Oct 11, 2009, 9:08 GMT
Taipei - Taiwan's computer giant Acer Inc. on Sunday denied a press report which said it planned to open a notebook personal computer plant in Brazil.
'The company has no information on that. Personally, I think it is unlikely, 'Acer spokesman Wang Tao-hsiung said.
'It is totally unlikely that Acer plans to build a notebook PC plant in Brazil. If you say it is a desktop PC plant, that could be remotely likely, even though that is not being planned either,' he said.
Wang was responding to Saturday's report in Brazilian newspaper Folha de Sao Paulo, which said that Acer, after withdrawing from Brazil for 15 years, plans to return to local market and open a notebook PC plant.

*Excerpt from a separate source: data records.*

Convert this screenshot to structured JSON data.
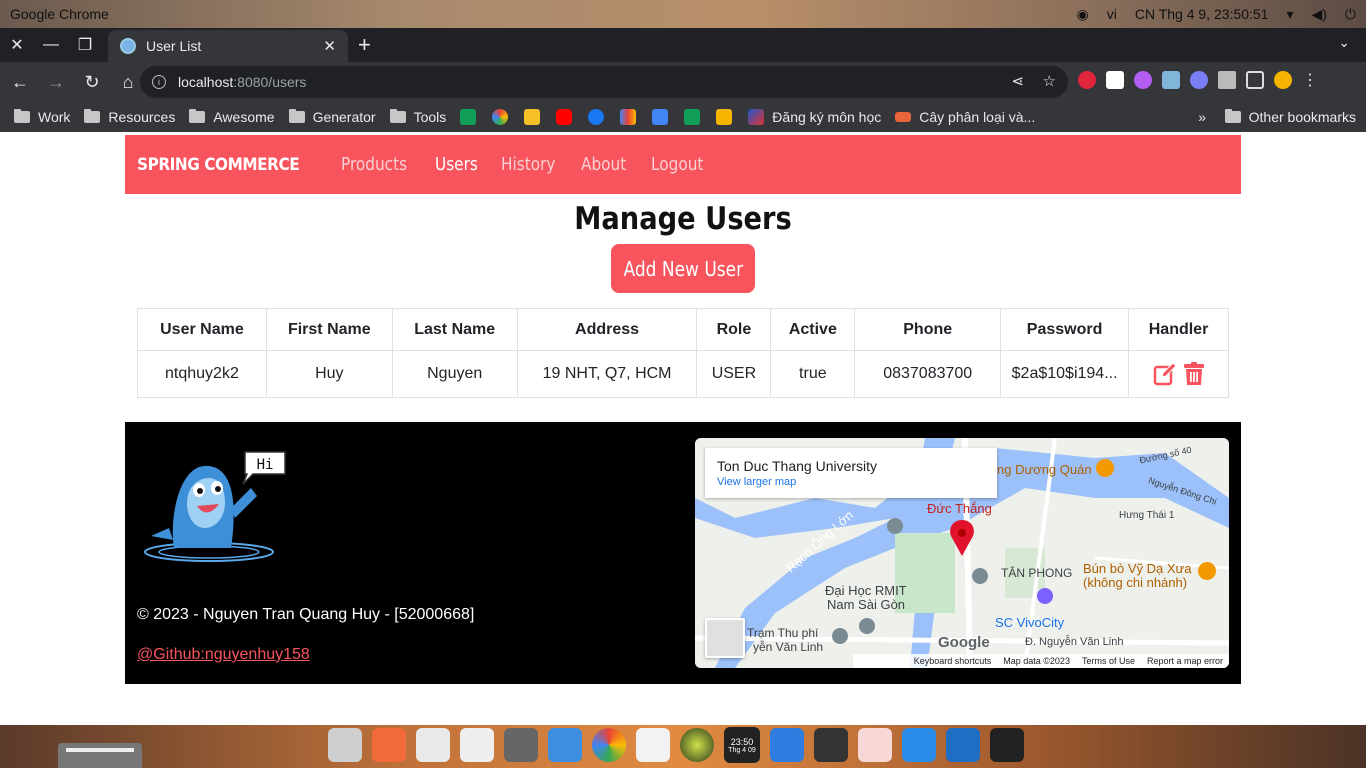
{
  "os": {
    "app_name": "Google Chrome",
    "lang": "vi",
    "datetime": "CN Thg 4  9, 23:50:51"
  },
  "browser": {
    "tab_title": "User List",
    "url_host": "localhost",
    "url_path": ":8080/users",
    "bookmarks": [
      "Work",
      "Resources",
      "Awesome",
      "Generator",
      "Tools"
    ],
    "bookmark_dkmh": "Đăng ký môn học",
    "bookmark_cay": "Cây phân loại và...",
    "other_bookmarks": "Other bookmarks"
  },
  "navbar": {
    "brand": "SPRING COMMERCE",
    "links": [
      "Products",
      "Users",
      "History",
      "About",
      "Logout"
    ],
    "active": "Users"
  },
  "main": {
    "title": "Manage Users",
    "add_button": "Add New User"
  },
  "table": {
    "headers": [
      "User Name",
      "First Name",
      "Last Name",
      "Address",
      "Role",
      "Active",
      "Phone",
      "Password",
      "Handler"
    ],
    "rows": [
      [
        "ntqhuy2k2",
        "Huy",
        "Nguyen",
        "19 NHT, Q7, HCM",
        "USER",
        "true",
        "0837083700",
        "$2a$10$i194..."
      ]
    ]
  },
  "footer": {
    "mascot_bubble": "Hi",
    "copyright": "© 2023 - Nguyen Tran Quang Huy - [52000668]",
    "github": "@Github:nguyenhuy158"
  },
  "map": {
    "place": "Ton Duc Thang University",
    "larger_map": "View larger map",
    "labels": [
      "Đức Thắng",
      "Rạch Ông Lớn",
      "Đại Học RMIT",
      "Nam Sài Gòn",
      "TÂN PHONG",
      "SC VivoCity",
      "Bún bò Vỹ Dạ Xưa",
      "(không chi nhánh)",
      "ng Dương Quán",
      "Đ. Nguyễn Văn Linh",
      "Trạm Thu phí",
      "yễn Văn Linh",
      "Hưng Thái 1",
      "Đường số 40",
      "Nguyễn Đông Chi"
    ],
    "footer": [
      "Keyboard shortcuts",
      "Map data ©2023",
      "Terms of Use",
      "Report a map error"
    ],
    "google": "Google"
  },
  "dock": {
    "clock_time": "23:50",
    "clock_date": "Thg 4 09"
  }
}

The state reason was that currently Acer ships its notebook PC and the smaller netbook PC to Brazil via Paraguay and sells them at low price in Brazil, which has made its computers popular in Brazil.
However, Brazil has cut tariffs on information products and is offering incentives to retailers, which has made Acer's transshipment through Paraguay unnecessary, Folha said.

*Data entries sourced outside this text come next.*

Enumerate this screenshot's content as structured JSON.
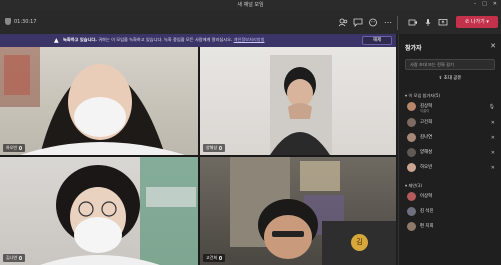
{
  "window": {
    "title": "새 채널 모임"
  },
  "toolbar": {
    "timer": "01:30:17",
    "leave_label": "나가기"
  },
  "banner": {
    "bold": "녹화하고 있습니다.",
    "message": " 귀하는 이 모임을 녹화하고 있습니다. 녹화 중임을 모든 사람에게 알리십시오. ",
    "link": "개인정보처리방침",
    "dismiss_label": "해제"
  },
  "tiles": [
    {
      "name": "하오빈"
    },
    {
      "name": "양해성"
    },
    {
      "name": "김나연"
    },
    {
      "name": "고건희"
    }
  ],
  "self_avatar": "김",
  "panel": {
    "title": "참가자",
    "search_placeholder": "사람 초대 또는 전화 걸기",
    "share_label": "초대 공유",
    "section1": "이 모임 참가자(5)",
    "section2": "제안(3)",
    "participants": [
      {
        "name": "김상혁",
        "sub": "이끌이"
      },
      {
        "name": "고건희",
        "sub": ""
      },
      {
        "name": "김나연",
        "sub": ""
      },
      {
        "name": "양해성",
        "sub": ""
      },
      {
        "name": "하오빈",
        "sub": ""
      }
    ],
    "suggestions": [
      {
        "name": "이상혁"
      },
      {
        "name": "김 석진"
      },
      {
        "name": "편 지희"
      }
    ]
  },
  "colors": {
    "accent": "#6264a7",
    "leave": "#c4314b",
    "banner": "#3b3467"
  }
}
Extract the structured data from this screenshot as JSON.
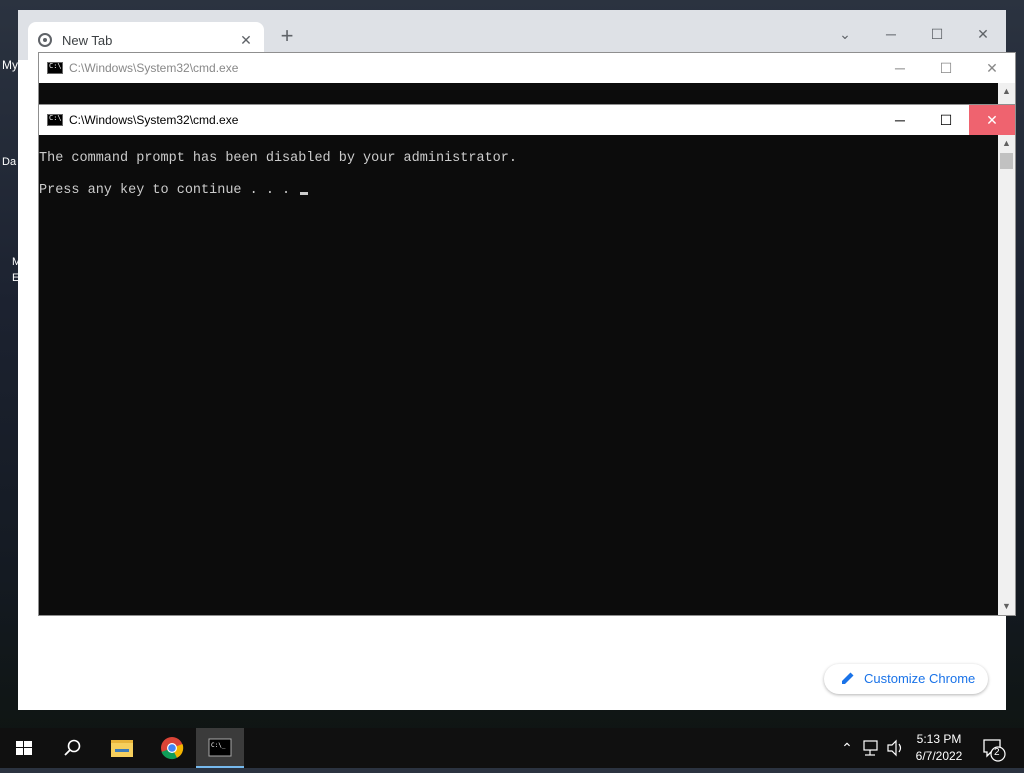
{
  "desktop": {
    "partial_labels": [
      "My",
      "Da",
      "M",
      "E"
    ]
  },
  "chrome": {
    "tab_title": "New Tab",
    "tab_close": "✕",
    "new_tab": "+",
    "tab_search": "⌄",
    "minimize": "─",
    "maximize": "☐",
    "close": "✕",
    "customize_label": "Customize Chrome"
  },
  "cmd_back": {
    "title": "C:\\Windows\\System32\\cmd.exe",
    "minimize": "─",
    "maximize": "☐",
    "close": "✕"
  },
  "cmd_front": {
    "title": "C:\\Windows\\System32\\cmd.exe",
    "minimize": "─",
    "maximize": "☐",
    "close": "✕",
    "line1": "The command prompt has been disabled by your administrator.",
    "line2": "Press any key to continue . . . ",
    "scroll_up": "▲",
    "scroll_down": "▼"
  },
  "taskbar": {
    "clock_time": "5:13 PM",
    "clock_date": "6/7/2022",
    "tray_chevron": "⌃",
    "notification_count": "2",
    "icons": [
      "start-icon",
      "search-icon",
      "file-explorer-icon",
      "chrome-icon",
      "cmd-icon"
    ]
  },
  "colors": {
    "close_hover": "#e81123",
    "console_bg": "#0c0c0c",
    "console_text": "#cccccc",
    "accent": "#1a73e8"
  }
}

Established in 1976, Acer reported 2007 revenues of 14 billion US dollars. It has a worldwide staff of 5,000 employees.
In 2007, Acer overtook Dell and became the world's No 2 notebook computer vendor after buying US computer maker Gateway in October of that year.
The purchase also helped Acer overtake Lenovo as the third-biggest personal computer maker in the world. Acer hopes to overtake HP as the world's leading laptop seller by 2011.